There is minimal data today, with focus on tariffs against China and central bank speakers scheduled

    by VT Markets
    /
    Apr 8, 2025

    The U.S. NFIB Small Business Optimism Index is the only data release today, as the market’s attention is primarily on tariffs ahead of tomorrow’s deadline.

    Concerns are particularly directed at China following a threat from Trump to impose an additional 50% tariff if China does not retract its recent retaliatory tariffs.

    Three central bank speakers are scheduled: ECB’s de Guindos at 09:00 GMT, ECB’s Cipollone at 14:00 GMT, and Fed’s Daly at 18:00 GMT. Their statements may influence market expectations.

    Current Market Focus

    The existing briefing outlines two key points steering trader attention at present. First, there’s minimal economic data today, with only the U.S. NFIB Small Business Optimism Index on the calendar. This dataset reflects sentiment among smaller U.S. firms and offers a narrow lens on domestic expectations—useful but unlikely to alter broader risk appetite singlehandedly.

    More pressing, however, is the build-up surrounding trade tensions. The U.S. administration, under repeated pressure to respond strongly to overseas levies, has flagged the potential for an additional 50% tariff hike unless Beijing backs off its recent countermeasures. It’s a notable escalation that hints at a return to trade friction as a market mover. Traders have learned from past episodes that these warnings may not always translate into immediate action, but they can quickly disturb asset pricing if they’re seen shifting probability. Risk-on positioning, for example, might face headwinds if tariffs loom larger in the days ahead.

    In parallel, three monetary authorities are slated to speak today. De Guindos and Cipollone from the ECB, and Daly from the Fed, all feature on the calendar. We treat these slots as opportunities for forward guidance. That said, unless one of them veers starkly from their known positions, we shouldn’t expect sweeping direction changes this close to key inflation readings. Still, market participants will focus on language around inflation persistence or balance sheet levels, particularly from Daly, given current Fed sensitivity to upside surprises.

    Volatility and Market Movements

    We remain attentive to short-dated volatility curves, as these often pick up shifts in positioning before spot prices reflect them.

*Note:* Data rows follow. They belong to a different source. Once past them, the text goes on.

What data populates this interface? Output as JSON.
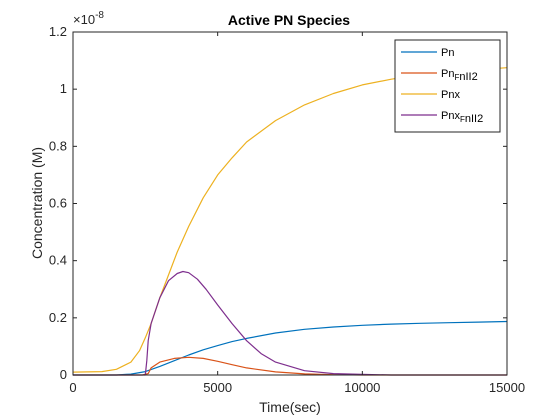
{
  "chart_data": {
    "type": "line",
    "title": "Active PN Species",
    "xlabel": "Time(sec)",
    "ylabel": "Concentration (M)",
    "xlim": [
      0,
      15000
    ],
    "ylim": [
      0,
      1.2
    ],
    "y_exponent_label": "×10",
    "y_exponent_power": "-8",
    "x_ticks": [
      0,
      5000,
      10000,
      15000
    ],
    "x_tick_labels": [
      "0",
      "5000",
      "10000",
      "15000"
    ],
    "y_ticks": [
      0,
      0.2,
      0.4,
      0.6,
      0.8,
      1.0,
      1.2
    ],
    "y_tick_labels": [
      "0",
      "0.2",
      "0.4",
      "0.6",
      "0.8",
      "1",
      "1.2"
    ],
    "grid": false,
    "legend_position": "top-right",
    "series": [
      {
        "name": "Pn",
        "legend_parts": [
          [
            "Pn",
            ""
          ]
        ],
        "color": "#0072BD",
        "x": [
          0,
          1500,
          2000,
          2500,
          3000,
          3500,
          4000,
          4500,
          5000,
          5500,
          6000,
          7000,
          8000,
          9000,
          10000,
          11000,
          12000,
          13000,
          14000,
          15000
        ],
        "y": [
          0.0,
          0.0,
          0.003,
          0.012,
          0.03,
          0.05,
          0.07,
          0.088,
          0.103,
          0.117,
          0.128,
          0.147,
          0.16,
          0.168,
          0.174,
          0.178,
          0.181,
          0.183,
          0.185,
          0.187
        ]
      },
      {
        "name": "Pn_FnII2",
        "legend_parts": [
          [
            "Pn",
            ""
          ],
          [
            "F",
            "sub"
          ],
          [
            "nII2",
            ""
          ]
        ],
        "color": "#D95319",
        "x": [
          0,
          2400,
          2600,
          2700,
          3000,
          3500,
          4000,
          4500,
          5000,
          5500,
          6000,
          7000,
          8000,
          9000,
          10000,
          11000,
          12000,
          15000
        ],
        "y": [
          0.0,
          0.0,
          0.005,
          0.025,
          0.045,
          0.058,
          0.062,
          0.058,
          0.048,
          0.036,
          0.025,
          0.011,
          0.004,
          0.001,
          0.0,
          0.0,
          0.0,
          0.0
        ]
      },
      {
        "name": "Pnx",
        "legend_parts": [
          [
            "Pnx",
            ""
          ]
        ],
        "color": "#EDB120",
        "x": [
          0,
          1000,
          1500,
          2000,
          2300,
          2500,
          2700,
          3000,
          3300,
          3600,
          4000,
          4500,
          5000,
          5500,
          6000,
          7000,
          8000,
          9000,
          10000,
          11000,
          12000,
          13000,
          14000,
          15000
        ],
        "y": [
          0.01,
          0.012,
          0.02,
          0.045,
          0.085,
          0.13,
          0.18,
          0.27,
          0.35,
          0.43,
          0.52,
          0.62,
          0.7,
          0.76,
          0.815,
          0.89,
          0.945,
          0.985,
          1.015,
          1.035,
          1.05,
          1.06,
          1.068,
          1.075
        ]
      },
      {
        "name": "Pnx_FnII2",
        "legend_parts": [
          [
            "Pnx",
            ""
          ],
          [
            "F",
            "sub"
          ],
          [
            "nII2",
            ""
          ]
        ],
        "color": "#7E2F8E",
        "x": [
          0,
          2500,
          2550,
          2600,
          2700,
          3000,
          3300,
          3600,
          3800,
          4000,
          4300,
          4600,
          5000,
          5500,
          6000,
          6500,
          7000,
          8000,
          9000,
          10000,
          11000,
          15000
        ],
        "y": [
          0.0,
          0.0,
          0.05,
          0.12,
          0.18,
          0.27,
          0.33,
          0.355,
          0.362,
          0.358,
          0.335,
          0.3,
          0.245,
          0.18,
          0.12,
          0.075,
          0.045,
          0.015,
          0.005,
          0.002,
          0.0,
          0.0
        ]
      }
    ]
  }
}
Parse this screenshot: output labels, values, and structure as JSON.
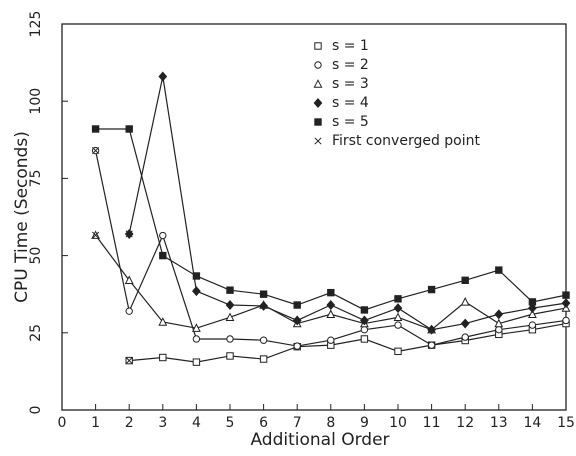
{
  "chart_data": {
    "type": "line",
    "xlabel": "Additional Order",
    "ylabel": "CPU Time (Seconds)",
    "xlim": [
      0,
      15
    ],
    "xticks": [
      0,
      1,
      2,
      3,
      4,
      5,
      6,
      7,
      8,
      9,
      10,
      11,
      12,
      13,
      14,
      15
    ],
    "ylim": [
      0,
      125
    ],
    "yticks": [
      0,
      25,
      50,
      75,
      100,
      125
    ],
    "legend": "upper right",
    "color": "#222222",
    "series": [
      {
        "name": "s = 1",
        "marker": "square-open",
        "x": [
          2,
          3,
          4,
          5,
          6,
          7,
          8,
          9,
          10,
          11,
          12,
          13,
          14,
          15
        ],
        "values": [
          16,
          17,
          15.5,
          17.5,
          16.5,
          20.5,
          21,
          23,
          19,
          21,
          22.5,
          24.5,
          26,
          28
        ]
      },
      {
        "name": "s = 2",
        "marker": "circle-open",
        "x": [
          1,
          2,
          3,
          4,
          5,
          6,
          7,
          8,
          9,
          10,
          11,
          12,
          13,
          14,
          15
        ],
        "values": [
          84,
          32,
          56.5,
          23,
          23,
          22.6,
          20.7,
          22.6,
          26,
          27.5,
          21,
          23.6,
          26,
          27.5,
          29
        ]
      },
      {
        "name": "s = 3",
        "marker": "triangle-open",
        "x": [
          1,
          2,
          3,
          4,
          5,
          6,
          7,
          8,
          9,
          10,
          11,
          12,
          13,
          14,
          15
        ],
        "values": [
          56.6,
          42,
          28.5,
          26.5,
          30,
          34,
          28,
          31,
          28,
          30,
          26,
          35,
          28,
          31,
          33
        ]
      },
      {
        "name": "s = 4",
        "marker": "diamond-filled",
        "x": [
          2,
          3,
          4,
          5,
          6,
          7,
          8,
          9,
          10,
          11,
          12,
          13,
          14,
          15
        ],
        "values": [
          57,
          108,
          38.5,
          34,
          33.7,
          29,
          34,
          29,
          33,
          26,
          28,
          31,
          33,
          34.6
        ]
      },
      {
        "name": "s = 5",
        "marker": "square-filled",
        "x": [
          1,
          2,
          3,
          4,
          5,
          6,
          7,
          8,
          9,
          10,
          11,
          12,
          13,
          14,
          15
        ],
        "values": [
          91,
          91,
          50,
          43.4,
          38.8,
          37.5,
          34,
          38,
          32.4,
          36,
          39,
          42,
          45.3,
          35,
          37.2
        ]
      },
      {
        "name": "First converged point",
        "marker": "cross",
        "line": false,
        "x": [
          1,
          1,
          1,
          2,
          2
        ],
        "values": [
          91,
          84,
          56.6,
          57,
          16
        ]
      }
    ]
  }
}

Traders exposed to macro assets might weigh gamma nearer to tariff deadlines or central bank decision windows—recent pricing hints that some already have.

    FX and rates may continue to show restrained activity unless speakers today strike plainly hawkish or dovish tones. Equities, especially those sectors exposed to trade policy, could react more immediately to headlines than to central bank remarks unless these come with a policy clue.

    For those with delta exposure, today’s low-data backdrop means headlines—and particularly any unscheduled comments—could take on greater market impact than usual. It would be wise to keep trading calendars open not just to events but also to breaking briefings, as they might produce real volatility from otherwise quiet sessions.

    Our next focus lies on US CPI and tariff announcements tomorrow. Any brackets hinted by speakers today could subtly pre-position markets into these prints. Holds or deviations in their tone from previously stated goals will be parsed heavily by those managing derivative risk. We’ll be listening closely not just for messages, but for what is left out.